Blair-Caldwell African American Research Library

In 1999, then-Mayor Webb decided to spearhead a project to preserve African-American contributions to Colorado and the surrounding area. By 2000, a committee was formed to construct the collection. It would go on to be named after two local activists: Omar Blair, the first Black president of the Board of Education, and Elvin Caldwell, Denver’s first Black City Council member. The library staff collected art, photographs, personal collections, audio/visual history, and anything else that would complement the future collection. $16 million and three years later, the Blair-Caldwell African American Research Library opened to the public. This collection houses materials from notable figures such as Wellington E. Webb, Elvin Caldwell, Hiawatha Davis, King Trimble, Arie Taylor, Edna Mosley and Ada Evans.

 Introducing the next collection, it’s interesting to note that before Aspen welcomed skiers worldwide, the city’s mountains were used to train the Army’s 10th Light Division. In 1943 soldiers were trained at Camp Hale to navigate dangerous slopes and arctic weather before being sent out to fight in WWII. After the war, this division was disbanded, but it was a short-lived break. By 1958, the division had been deactivated, reactivated, and renamed twice. In 1985, it was reactivated again and renamed the 10th Mountain Division. Many members of the 10th Mountain Division went on to develop ski tourism in the Colorado area. In fact, Vail Ski Resort was founded by a 10th Mountain Division veteran. Roughly 2,000 of these veterans opened ski schools and became ski instructors. Today the Division is still going strong in Fort Drum, New York.

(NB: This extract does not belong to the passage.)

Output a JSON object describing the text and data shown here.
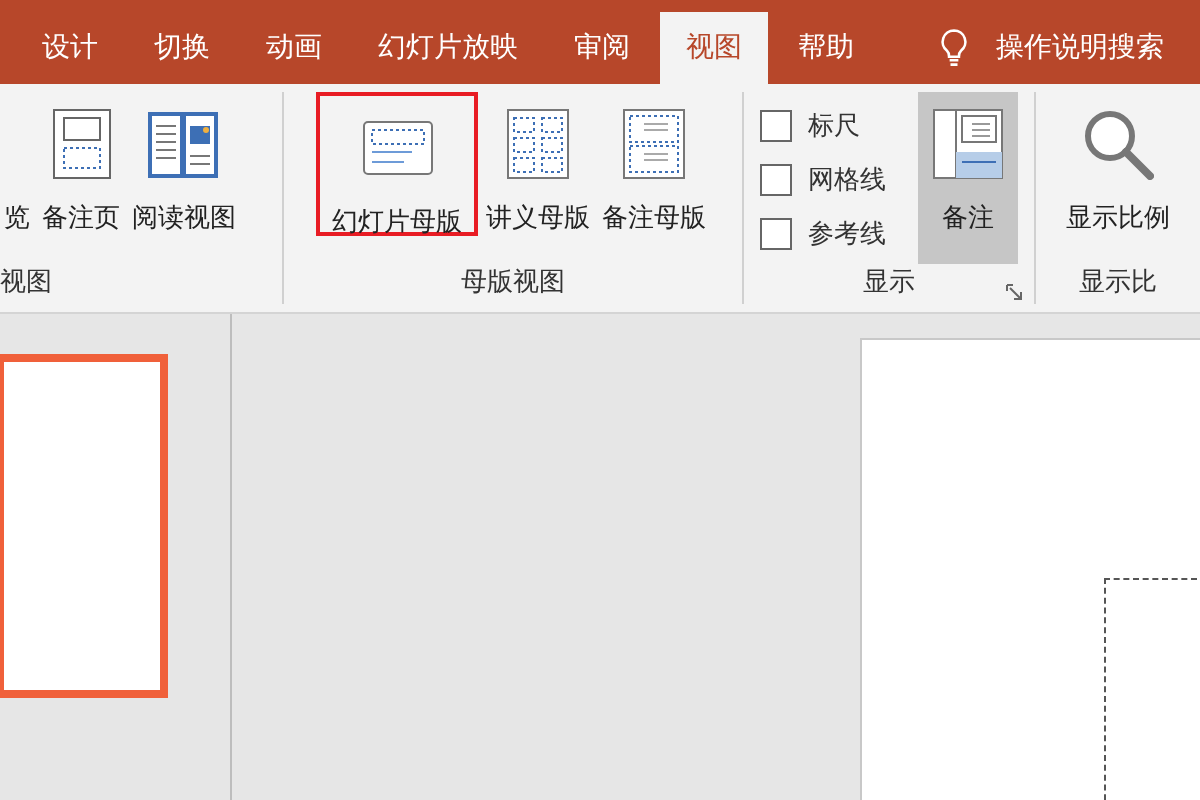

Veterans donated (and continue to donate) orders, photographs, maps, scrapbooks, training films, uniforms, climbing equipment and personal letters. This collection is primarily used for research purposes as part of the Western History and Genealogy Repository. The library is open Tuesday through Friday from 10 AM to 6 PM, and Saturdays from 10 AM to 5 PM. Much of the oral history is available on their YouTube channel.